The onus is on those individual tutors who cannot offer what their job title suggests, and as such, the University should reform its selection process to admit better-prepared tutors. Residential tutors should be selected solely on their ability to help students, and the pool should not be limited only to graduate students. Indeed, the current high proportion of Harvard graduates serving as in-house advisors means that many tutors do not have time to fulfil their role. As the selection process for tutors is incredibly competitive, the administration should be able to find tutors with a sincere interest in the job itself, not simply the free housing.

Yet the simplest and most effective means to improve Harvard’s advising system would be to allow students to evaluate their advisors. Just as freshmen respond to an online questionnaire about their proctors and the just as the Cue guide assesses professors, so should students be able to give considerable feedback about those whose primary job it is to “advise” them. If these student evaluations are taken into account when considering whether advisors will retain their posts, then the quality of advising at Harvard will undoubtedly improve.
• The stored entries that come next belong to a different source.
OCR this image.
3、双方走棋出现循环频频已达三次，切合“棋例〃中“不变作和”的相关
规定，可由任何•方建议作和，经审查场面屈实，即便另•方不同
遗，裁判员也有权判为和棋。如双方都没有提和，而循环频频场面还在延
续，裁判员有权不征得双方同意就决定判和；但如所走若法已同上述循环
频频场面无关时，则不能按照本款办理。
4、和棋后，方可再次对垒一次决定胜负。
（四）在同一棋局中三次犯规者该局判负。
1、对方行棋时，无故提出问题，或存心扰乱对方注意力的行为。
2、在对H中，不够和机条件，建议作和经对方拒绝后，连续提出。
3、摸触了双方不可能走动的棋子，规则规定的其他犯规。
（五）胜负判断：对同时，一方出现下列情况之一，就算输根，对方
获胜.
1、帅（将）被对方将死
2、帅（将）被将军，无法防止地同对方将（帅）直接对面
The potential benefits of sincere and devoted advisors should not be underestimated. Well-informed concentration advisors significantly affect an educational experience, while house tutors who are genuinely concerned about student welfare considerably heighten the sense of community and individual student well-being. At this top-ranking university, student dissatisfaction is the one area where we rank consistently low, and these simple steps to improve the undergraduate experience should be taken without delay.

Until then, I suppose I’ll keep searching for those “festive receptions.”

Olivia M. Goldhill ’11, a Crimson editorial writer, is a philosophy concentrator in Kirkland House.